Python
          
            
          
          
            
          
        
    
    Python is a clear and powerful object-oriented programming language, comparable to Perl, Ruby, Scheme, or Java.
Summary
I’ve never been a professional Python developer, but have used it in other settings. For example, one off or small scale scripting tasks, building web servers with Flask, and performing data analysis and visualization in Jupyter notebooks.
I’ve found Python to be accessible to beginners, but also flexible enough to be used almost anywhere. Once you get past “hello world” the path forward is wide open, and continued learning is a matter of finding a project that interests you and building it out. On the flip side, I’ve found myself battling with imports and environment management for hours on end, giving up on a project before starting out of frustration. Now that I have a consistent dev environment configured, my personal Python projects are much easier to work on, but I’m still worried of an import error or environment issue derailing a project out of nowhere.
Projects
These are brief descriptions of some memorable projects I’ve worked on with Python.
Technical Support Metrics Dashboard
As the technical support team lead I built the first metrics dashboard tracking support ticket metrics at Samsara. It was a Flask app that pulled data from Salesforce via API and rendered simple visualizations with d3.js. The app was deployed to a spare laptop and displayed on a TV in the office.
VIN Lookup / Cable Selection Tool
At Samsara we had a box that connected to a vehicle’s diagnostic port and pulled data from the vehicle’s computer. The box was connected to the vehicle via a cable. Which cable was needed depended on the vehicle’s year, make, and model. A daily task for the support team was to receive lists of VIN numbers from sales reps and determine the cable quantities needed for a particular customer’s order. When I took on team lead responsibilities this was a manual process, requiring significant time and effort (especially as order sizes grew).
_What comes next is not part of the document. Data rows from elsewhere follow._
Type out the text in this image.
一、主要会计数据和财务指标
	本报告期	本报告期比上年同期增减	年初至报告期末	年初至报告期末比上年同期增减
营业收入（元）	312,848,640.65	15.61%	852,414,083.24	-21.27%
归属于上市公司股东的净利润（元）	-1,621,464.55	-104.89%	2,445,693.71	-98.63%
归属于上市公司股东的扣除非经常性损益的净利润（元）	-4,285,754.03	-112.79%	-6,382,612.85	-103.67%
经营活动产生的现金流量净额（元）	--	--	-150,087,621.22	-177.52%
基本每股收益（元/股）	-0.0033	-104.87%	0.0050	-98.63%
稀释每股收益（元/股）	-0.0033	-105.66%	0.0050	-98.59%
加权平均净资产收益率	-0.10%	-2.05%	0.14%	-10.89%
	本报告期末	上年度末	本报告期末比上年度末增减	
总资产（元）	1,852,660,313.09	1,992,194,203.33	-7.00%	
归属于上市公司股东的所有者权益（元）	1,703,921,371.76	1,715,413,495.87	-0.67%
I built a Flask app that accepted a list of VINs, decoded them into year, make, and model via the NHTSA API, and then determined the cable needed for each vehicle. The app returned a summary of the cable quantities needed for the order, and any VINs that could not be decoded. This app saved the support team a significant amount of time and effort, saved money by improving the accuracy of initial orders - decreasing the number of follow up shipments to correct cable quantities, and was used daily for years until the functionality was integrated into the sales order system.
Jepp
My first foray into Jeopardy data consisted of a React App backed by a Flask web server. There was also so data processing and cleaning involved, and the need to manage database schema migrations.
Baseball Stats
I’ve worked on a few projects related to baseball stats. The goal was to take historical data and identify which player was most likely to get atleast one hit today based on game time, weather, and stadium. To that end I used pythong to scrape data from Baseball Reference, fetch data from the MLB API, clean the data and store it in a database, and then run some analysis and predictions in Jupyter notebooks.
Spotify API App
Built an app that pulled data from the Seatgeek API to find concerts happening on a given day in a given city, and then pulled data from the Spotify API to find related artists and songs. Finally it created a Spotify playlist with the most popular songs from the related artists.
Memorable Challenges
- Working with imports and organizing projects
- Managing different versions and installations of Python
- I almost bricked a work laptop by accidentally upgrading the Mac system Python version.